Bottom line, communicate what’s expected and be ready to call people out or coach them as needed. Provide guidance on practical ways to stay available, even if they have to take a minute for a domestic task. We all have phones, right? They can stay connected. For remote work to keep working, you have to communicate exactly what is expected of everyone. Let them know it’s not free time. We have schedules to uphold.
Remote Work Challenges: Reviews
I’ve been asked about handling performance reviews with remote employees. As with office-based staff, it should be based on metrics tied to their job descriptions and take into account “the story behind the number” if they are not reaching the expected metric. It might be easier to understand what’s going on with an employee you see at the office every day, to whatever degree they are performing. If you don’t see them or speak with them as often as you’d like, ask them to include documentation to support exceptional performance.
The Future Work Environment is Hybrid
As for the future of remote work, based on job roles, I don’t see the work environment completely coming back to the office. In many cases, there’s no need. People involved in manufacturing, inventory, healthcare, and service industries may need to be on site, but with things like drop shipping and telemedicine, even some of that could be reduced. Some companies have had employees move to different states to be closer to family, and they may not want to move back. A recent Forbes article stated that 97% of employees surveyed don’t want to return to the office full-time.

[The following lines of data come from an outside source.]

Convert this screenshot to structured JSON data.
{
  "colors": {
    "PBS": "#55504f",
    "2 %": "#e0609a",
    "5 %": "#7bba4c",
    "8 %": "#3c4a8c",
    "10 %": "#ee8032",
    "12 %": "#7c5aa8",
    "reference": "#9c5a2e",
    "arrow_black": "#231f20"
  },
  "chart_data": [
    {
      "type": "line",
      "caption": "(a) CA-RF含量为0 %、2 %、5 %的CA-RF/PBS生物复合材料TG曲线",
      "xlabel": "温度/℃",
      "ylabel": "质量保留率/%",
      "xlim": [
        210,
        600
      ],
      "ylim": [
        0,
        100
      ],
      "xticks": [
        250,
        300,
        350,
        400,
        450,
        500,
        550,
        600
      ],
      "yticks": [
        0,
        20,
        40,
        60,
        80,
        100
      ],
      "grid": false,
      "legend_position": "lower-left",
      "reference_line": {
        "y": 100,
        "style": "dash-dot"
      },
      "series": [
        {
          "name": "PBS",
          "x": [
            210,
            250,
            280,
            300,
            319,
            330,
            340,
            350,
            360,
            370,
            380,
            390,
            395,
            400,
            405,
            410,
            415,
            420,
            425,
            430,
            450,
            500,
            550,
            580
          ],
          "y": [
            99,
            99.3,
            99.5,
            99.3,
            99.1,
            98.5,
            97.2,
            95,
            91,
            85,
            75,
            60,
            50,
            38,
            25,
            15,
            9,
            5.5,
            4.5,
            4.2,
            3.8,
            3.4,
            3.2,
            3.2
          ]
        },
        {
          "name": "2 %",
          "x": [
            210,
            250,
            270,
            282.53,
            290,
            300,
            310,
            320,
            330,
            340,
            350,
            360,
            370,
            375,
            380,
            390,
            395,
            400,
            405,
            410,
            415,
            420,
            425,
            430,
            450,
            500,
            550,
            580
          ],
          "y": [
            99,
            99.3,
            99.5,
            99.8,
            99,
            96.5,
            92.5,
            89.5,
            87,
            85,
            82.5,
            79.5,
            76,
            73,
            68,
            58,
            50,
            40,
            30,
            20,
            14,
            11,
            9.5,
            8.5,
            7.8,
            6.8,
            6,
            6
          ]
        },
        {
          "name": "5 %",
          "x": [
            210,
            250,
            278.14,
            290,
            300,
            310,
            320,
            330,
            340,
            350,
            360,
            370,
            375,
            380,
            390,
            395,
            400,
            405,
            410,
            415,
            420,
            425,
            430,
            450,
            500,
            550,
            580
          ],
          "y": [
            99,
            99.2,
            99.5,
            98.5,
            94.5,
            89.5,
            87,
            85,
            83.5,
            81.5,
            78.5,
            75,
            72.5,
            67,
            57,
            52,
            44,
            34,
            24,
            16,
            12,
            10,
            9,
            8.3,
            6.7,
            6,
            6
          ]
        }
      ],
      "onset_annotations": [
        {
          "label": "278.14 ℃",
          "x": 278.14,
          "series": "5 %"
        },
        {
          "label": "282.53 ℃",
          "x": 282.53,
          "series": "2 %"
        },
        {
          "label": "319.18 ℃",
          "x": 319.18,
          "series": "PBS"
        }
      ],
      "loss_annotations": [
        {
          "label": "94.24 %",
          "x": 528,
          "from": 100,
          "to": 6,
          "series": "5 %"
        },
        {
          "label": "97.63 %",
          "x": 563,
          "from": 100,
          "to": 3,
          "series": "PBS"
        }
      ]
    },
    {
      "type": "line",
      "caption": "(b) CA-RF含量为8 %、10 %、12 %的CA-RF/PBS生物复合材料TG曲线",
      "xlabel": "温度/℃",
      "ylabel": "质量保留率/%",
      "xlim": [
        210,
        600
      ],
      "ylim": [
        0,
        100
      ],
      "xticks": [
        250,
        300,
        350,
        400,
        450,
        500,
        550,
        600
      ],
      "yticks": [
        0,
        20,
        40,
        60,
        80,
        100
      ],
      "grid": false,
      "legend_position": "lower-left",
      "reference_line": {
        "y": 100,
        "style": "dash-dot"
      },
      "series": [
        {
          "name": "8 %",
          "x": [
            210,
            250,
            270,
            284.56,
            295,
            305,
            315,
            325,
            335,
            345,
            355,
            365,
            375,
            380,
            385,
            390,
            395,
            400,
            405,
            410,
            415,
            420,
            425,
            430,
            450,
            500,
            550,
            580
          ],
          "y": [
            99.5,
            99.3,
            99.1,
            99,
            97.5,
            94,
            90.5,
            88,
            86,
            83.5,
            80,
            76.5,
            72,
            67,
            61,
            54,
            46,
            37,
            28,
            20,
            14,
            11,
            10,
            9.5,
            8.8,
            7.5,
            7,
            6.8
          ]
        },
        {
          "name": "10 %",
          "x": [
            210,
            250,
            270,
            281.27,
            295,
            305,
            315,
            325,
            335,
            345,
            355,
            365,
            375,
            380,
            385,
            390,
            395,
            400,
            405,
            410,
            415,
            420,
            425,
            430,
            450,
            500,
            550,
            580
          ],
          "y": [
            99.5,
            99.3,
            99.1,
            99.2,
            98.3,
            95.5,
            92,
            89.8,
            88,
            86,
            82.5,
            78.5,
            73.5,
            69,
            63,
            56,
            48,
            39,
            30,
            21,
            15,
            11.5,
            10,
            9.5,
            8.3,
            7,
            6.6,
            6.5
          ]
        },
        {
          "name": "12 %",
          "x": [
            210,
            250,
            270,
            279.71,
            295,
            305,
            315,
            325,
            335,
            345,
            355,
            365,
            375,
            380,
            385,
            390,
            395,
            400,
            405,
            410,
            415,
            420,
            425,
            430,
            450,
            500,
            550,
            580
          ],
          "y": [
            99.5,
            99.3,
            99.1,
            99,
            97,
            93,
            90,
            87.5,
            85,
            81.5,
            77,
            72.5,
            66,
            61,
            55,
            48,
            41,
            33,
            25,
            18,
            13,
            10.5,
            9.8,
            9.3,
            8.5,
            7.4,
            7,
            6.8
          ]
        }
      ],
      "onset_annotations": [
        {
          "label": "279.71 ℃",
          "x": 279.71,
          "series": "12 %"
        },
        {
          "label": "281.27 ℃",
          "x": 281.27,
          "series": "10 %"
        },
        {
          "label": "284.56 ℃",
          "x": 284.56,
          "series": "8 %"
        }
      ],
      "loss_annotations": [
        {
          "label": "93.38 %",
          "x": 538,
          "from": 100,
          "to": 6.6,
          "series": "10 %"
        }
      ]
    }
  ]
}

Collaboration will get even better as more people get used to it. I’d say no one thing will change the work world, it’ll be a lot of little things. I predict that at home and at offices, telephone handsets will fade away. With phones working flawlessly through computers, we don’t need handsets.
Realistically, I see office work going into a hybrid mode, where people go into the office maybe two days a week. This may be driven by management style preferences, though I’ve observed some managers who were strongly opposed to remote work a year ago now understand the benefits. Once you have a good space in your home with a desk and a good chair, you’re set. You have your office. For people without a spare room to convert, much can still be done to set boundaries within a shared space and make it “the office” during work hours.